Controlling a Gut Bot's Position
Researchers have created a robot that can tour your gut.
August 1, 2008 — -- For the past few years, medical researchers have been trying to develop ways to peer painlessly inside the human body, from a swallowable sensor to a magnetically controlled image-snapping capsule. Now, a group at Carnegie Mellon University (CMU) has shown that a tiny capsule robot is adhesive enough to anchor inside an intestine and yet gentle enough not to tear soft tissue.
The anchoring robot would be swallowed like a normal pill and move through the body until it reached the gut. Then a doctor, using a wireless control, would tell the robot when to expand its legs and anchor.

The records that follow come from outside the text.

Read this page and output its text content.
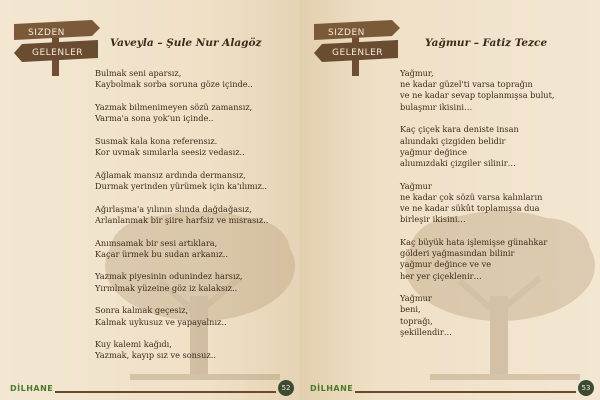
SIZDEN
GELENLER
Vaveyla – Şule Nur Alagöz
Bulmak seni aparsız,
Kaybolmak sorba soruna göze içinde..
Yazmak bilmenimeyen sözü zamansız,
Varma'a sona yok'un içinde..
Susmak kala kona referensız.
Kor uvmak sımılarla seesiz vedasız..
Ağlamak mansız ardında dermansız,
Durmak yerinden yürümek için ka'ılımız..
Ağırlaşma'a yılının slında dağdağasız,
Arlanlanmak bir şiire harfsiz ve mısrasız..
Anımsamak bir sesi artıklara,
Kaçar ürmek bu sudan arkanız..
Yazmak piyesinin odunindez harsız,
Yırmlmak yüzeine göz iz kalaksız..
Sonra kalmak geçesiz,
Kalmak uykusuz ve yapayalnız..
Kuy kalemi kağıdı,
Yazmak, kayıp sız ve sonsuz..
DİLHANE	52
SIZDEN
GELENLER
Yağmur – Fatiz Tezce
Yağmur,
ne kadar güzel'ti varsa toprağın
ve ne kadar sevap toplanmışsa bulut,
bulaşmır ikisini…
Kaç çiçek kara deniste insan
alıundaki çizgiden belidir
yağmur değince
alıumızdaki çizgiler silinir…
Yağmur
ne kadar çok sözü varsa kalınların
ve ne kadar sükût toplamışsa dua
birleşir ikisini…
Kaç büyük hata işlemişse günahkar
gölderi yağmasından bilinir
yağmur değince ve ve
her yer çiçeklenir…
Yağmur
beni,
toprağı,
şekillendir…
DİLHANE	53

It would be good not only for snapping images, but also potentially for biopsies, drug delivery, heat treatment, and other treatment applications.
While doctors have, for the past several years, used a camera pill that transmits images of the intestines, being able to control the movement of such a device would have many benefits, says Mark Schattner, a gastroenterologist at the Memorial Sloan-Kettering Cancer Center, who was not involved in the work. "The number-one use would be biopsy," says Schattner. "The other would be control of bleeding--if you could cauterize or laser a source of bleeding, that would be [a] major therapeutic use." While the CMU robot is not yet ready for such uses, its ability to securely and safely anchor in the body is the first step in achieving more-advanced applications.
The trick to making the robot was finding an adhesive that would "stick repeatedly to tissues like intestines, esophagus, stomach, heart, and kidney surfaces," says Metin Sitti, a professor and principal investigator of the NanoRobotics Lab at CMU. Although strong biomedical adhesives exist, they stick once and cannot be removed. Other attempts to create removable adhesives utilized clamps and hooks, which could potentially damage tissue. By developing a strong adhesive that can attach and reattach many times, Sitti hopes to build a robot that can actually crawl inside the human body for therapeutic purposes without causing harm.